How can an ISP or mobile install a new certificate onto your computer? I know
how companies do it as they send their IT bud round to do it. Or is SSL far
less secure than I thought? Totally exposed to MITM attacks?

The SSL decryption is happening all in one massive centralized place. Running
through one legal company. Completely under American jurisdiction. The server
doesn't have the SSL certificate, CloudFlare does:

[http://blog.cloudflare.com/easiest-ssl-ever-now-included-
aut...](http://blog.cloudflare.com/easiest-ssl-ever-now-included-
automatically-w)

I'm more than willing to admit being wrong.
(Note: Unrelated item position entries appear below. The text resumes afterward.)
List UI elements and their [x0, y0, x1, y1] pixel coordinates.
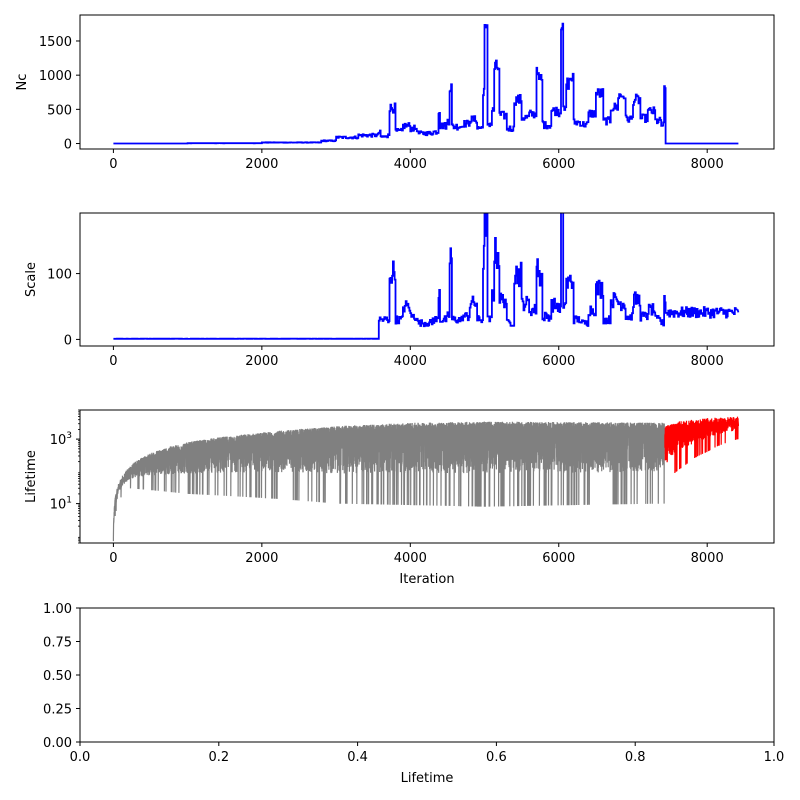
- y-axis-label: Lifetime: [24, 450, 39, 503]
- plot-frame: [79, 14, 775, 150]
- series-band-1: [664, 416, 739, 474]
- x-tick-label: 0: [109, 157, 117, 172]
- x-axis-label: Lifetime: [401, 771, 454, 786]
- x-tick-label: 6000: [542, 551, 575, 566]
- x-axis-label: Iteration: [399, 572, 454, 587]
- plot-frame: [79, 607, 775, 743]
- y-tick-label: 103: [50, 431, 72, 448]
- x-tick-label: 8000: [691, 551, 724, 566]
- y-tick-label: 500: [47, 103, 72, 118]
- y-tick-label: 0: [64, 138, 72, 153]
- x-tick-label: 0: [109, 354, 117, 369]
- series-line-0: [113, 22, 739, 145]
- x-tick-label: 6000: [542, 354, 575, 369]
- y-axis-label: Scale: [24, 262, 39, 297]
- y-tick-label: 0.00: [43, 736, 72, 751]
- y-tick-label: 0: [64, 333, 72, 348]
- nc-panel: 0 2000 4000 6000 8000 0 500 1000 1500 Nc: [15, 14, 775, 172]
- x-tick-label: 4000: [394, 354, 427, 369]
- x-tick-label: 8000: [691, 157, 724, 172]
- x-tick-label: 4000: [394, 551, 427, 566]
- x-tick-label: 0: [109, 551, 117, 566]
- x-tick-label: 0.4: [347, 750, 368, 765]
- x-tick-label: 2000: [245, 157, 278, 172]
- y-tick-label: 1000: [39, 69, 72, 84]
- x-tick-label: 1.0: [764, 750, 785, 765]
- lifetime-histogram-panel: 0.0 0.2 0.4 0.6 0.8 1.0 0.00 0.25 0.50 0.75 1.00 Li…: [43, 602, 784, 786]
- y-tick-label: 101: [50, 496, 72, 513]
- scale-panel: 0 2000 4000 6000 8000 0 100 Scale: [24, 212, 775, 369]
- x-tick-label: 4000: [394, 157, 427, 172]
- plot-frame: [79, 212, 775, 347]
- x-tick-label: 0.2: [208, 750, 229, 765]
- y-tick-label: 1500: [39, 35, 72, 50]
- series-line-0: [113, 213, 740, 340]
- x-tick-label: 2000: [245, 354, 278, 369]
- x-tick-label: 8000: [691, 354, 724, 369]
- y-tick-label: 0.75: [43, 636, 72, 651]
- x-tick-label: 0.0: [70, 750, 91, 765]
- lifetime-panel: 0 2000 4000 6000 8000 101 103 Lifetime Iteration: [24, 409, 775, 587]
- series-band-0: [112, 421, 666, 542]
- y-axis-label: Nc: [15, 74, 30, 91]
- x-tick-label: 0.6: [486, 750, 507, 765]
- y-tick-label: 0.25: [43, 703, 72, 718]
- x-tick-label: 6000: [542, 157, 575, 172]
- y-tick-label: 0.50: [43, 669, 72, 684]
- y-tick-label: 100: [47, 268, 72, 283]
- x-tick-label: 2000: [245, 551, 278, 566]
- x-tick-label: 0.8: [625, 750, 646, 765]
- y-tick-label: 1.00: [43, 602, 72, 617]
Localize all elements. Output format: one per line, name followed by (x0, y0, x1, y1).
But I don't see how CloudFlare
being able to inspect all SSL traffic between two parties is anything like
ISPs and mobile providers having proxies.

And worse the consumer has no reasonable expectation that a third party is
even involved. Will all EU startups need to start putting disclaimer clauses
in?

I'm not suggest your CEO want's to become the new go to guy for FBI wire
tapping, I'm just saying he could be forced to and given the current climate
in America it's a bit worrying that everyone's going to CloudFlare if this is
the case.

It just seems, well, all a little dangerous. Imagine someone hacking
CloudFlare. Wow, they're really becoming a very high value target.